We ordered on site and waited just a little under 30 minutes for our order, so maybe ordering ahead is wise. And because we didn’t want the food to cool during the 20-minute drive back home, we ate it on the spot at one of the two high-top tables provided. As you can imagine, there is nothing about eating in what amounts to a hallway-sized waiting room that feels like a restaurant experience, but we weren’t expecting one. It just seemed like the expedient thing to do.

Logistics aside, the food is great. I’m especially excited about the dish I came for — the deep-fried pork belly called lechon kawali, cut in cubes and set atop a banana leaf in the takeout box ($12.99). Its salty, ultra-crunchy exterior gives way to a layer of fat that in turn yields to a juicy piece of pork, redolent with garlic and almost pork chop-like in texture, that cedes again to the deep-brown, blistered crackle of the bottom layer. You wouldn’t think the meat could get any better, but it does when you dunk it in Sawsawan, a clear vinegar-based sauce whose sharpness cuts through the fattiness of the pork. The dish comes with a mound of plain white rice (a blank slate for meat and sauce) and three crispy cylinders of lumpia — dainty, deep-fried Filipino-style spring rolls, stuffed with ground pork, onion and carrot.

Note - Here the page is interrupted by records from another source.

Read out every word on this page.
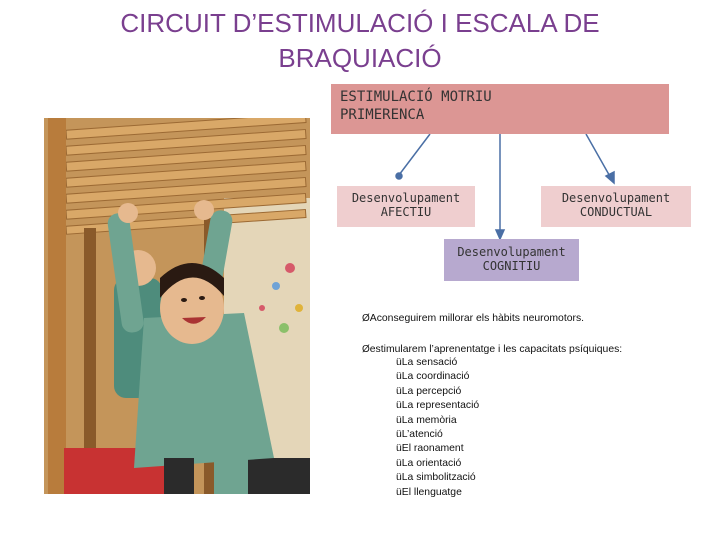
CIRCUIT D’ESTIMULACIÓ I ESCALA DE
BRAQUIACIÓ
ESTIMULACIÓ MOTRIU
PRIMERENCA
Desenvolupament
AFECTIU
Desenvolupament
CONDUCTUAL
Desenvolupament
COGNITIU

ØAconseguirem millorar els hàbits neuromotors.

Øestimularem l’aprenentatge i les capacitats psíquiques:

üLa sensació
üLa coordinació
üLa percepció
üLa representació
üLa memòria
üL’atenció
üEl raonament
üLa orientació
üLa simbolització
üEl llenguatge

A dip in sweet-and-sour (and only faintly spicy) chile sauce gilds the lily.

The menu also offers a handful of silog dishes, silog being breakfast dishes containing garlic-fried rice (sinangag), lumpia, a fried egg and some sort of meat. We chose Longsilog ($12.99), which is longganisa — garlicky nubbins of lusciously sweet sausage. For acidic contrast, bright yellow strings of atchara (pickled papaya).

As much as I appreciate the need for the commissary kitchen concept, I still prefer a traditional restaurant setting — especially for cultural excursions such as this one. If we’re lucky, Tambayan (which means “a place for hanging out”) will live up to its name someday.